What is in my kitchen this week? Well for a start there are quite a lot of flowers.
A jug of sweetpeas picked this morning and waiting to go to a friend. Every time I walk past the scent makes my head turn.
The cutting garden is producing so many dahlias that I haven't brought any cosmos inside yet. I love these huge orange ones, Ludwig Helfert, next to Bishop of Llandaff and some Euphorbia Oblongata. They are like a firework exploding on the table.
And the fact that the kitchen is full of flowers means that it is also full of vegetables.
Fresh peas are one of the glories of summer. I can't pick them without shelling some and eating them right there in the garden. I haven't been able to bring myself to do anything with these other than cook them briefly in boiling water and eat them with butter and mint. I have a lovely recipe for pea and lettuce soup which I keep meaning to try but the peas are so young and sweet that making a soup with them seems a sacrilege.

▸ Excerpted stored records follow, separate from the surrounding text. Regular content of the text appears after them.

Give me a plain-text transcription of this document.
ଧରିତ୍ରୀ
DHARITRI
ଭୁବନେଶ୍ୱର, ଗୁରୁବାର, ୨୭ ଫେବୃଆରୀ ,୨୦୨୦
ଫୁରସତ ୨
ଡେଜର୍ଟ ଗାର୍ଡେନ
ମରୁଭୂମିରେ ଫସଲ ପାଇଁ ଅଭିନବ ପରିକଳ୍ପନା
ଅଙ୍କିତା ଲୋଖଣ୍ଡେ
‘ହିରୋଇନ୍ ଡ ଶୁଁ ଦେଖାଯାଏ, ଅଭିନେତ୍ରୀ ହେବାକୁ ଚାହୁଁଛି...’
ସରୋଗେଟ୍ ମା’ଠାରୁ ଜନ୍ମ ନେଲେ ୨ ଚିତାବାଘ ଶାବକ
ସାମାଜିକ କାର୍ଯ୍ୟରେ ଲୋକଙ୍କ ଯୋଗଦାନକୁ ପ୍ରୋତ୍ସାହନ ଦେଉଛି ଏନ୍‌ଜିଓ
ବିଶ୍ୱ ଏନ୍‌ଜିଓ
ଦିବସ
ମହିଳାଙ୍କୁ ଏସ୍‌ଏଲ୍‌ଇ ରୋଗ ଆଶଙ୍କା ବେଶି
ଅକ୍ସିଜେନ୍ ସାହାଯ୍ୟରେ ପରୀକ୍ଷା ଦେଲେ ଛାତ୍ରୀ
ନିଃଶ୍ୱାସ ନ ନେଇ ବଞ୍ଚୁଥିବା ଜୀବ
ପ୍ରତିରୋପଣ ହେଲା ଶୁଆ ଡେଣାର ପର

And there are purple podded peas too.
We grow these because they look so beautiful but they taste just the same as the green ones!
There are tomatoes in my kitchen, coming in from the greenhouse, ripe earlier than usual because of early sowing and the long hot sunny days of July. Eventually I will make tomato sauce and passata with the older crop but these are the early harvest so I am using them in salads. I love what we have already, especially the old favourite Gardener's Delight, but I am waiting for the ripening of the Black Krim, my favourite tomato of all. Black Krim is a heritage variety with a firm dark flesh, close to black, and a rich, deep flavour. A single thick slice of Black Krim on fresh home made bread needs nothing else to make a substantial lunch, singing with flavour.
There are courgettes, of course. I shot my bolt with courgettes in my last post. There is nothing more to say.
There is a blackcurrant tart sitting on the top of the oven. I am being very good about not eating this but Ian and Eric are eating it with thick cream or ice cream.
On the shelf above the wooden worktop the chickens keep an eye on the harvest, less destructively than they do when they escape the run in the garden and strip the chard and take the lettuce.
I can't give you exotic ingredients but I can give you fresh ones, and the whirling clown from early last century, the surprising shell from the beach not far away and the weights, lined up like chess pieces. I haven't shown you the piles of boots by the door and the tools and twine and gardening gloves sitting by the microwave. So that is what is in my kitchen.
I thought I would join in with this having read shabby chick's blog and she in her turn is part of a wider community of bloggers all over the world looking at what is in the kitchen with Celia at Fig Jam and Lime Cordial.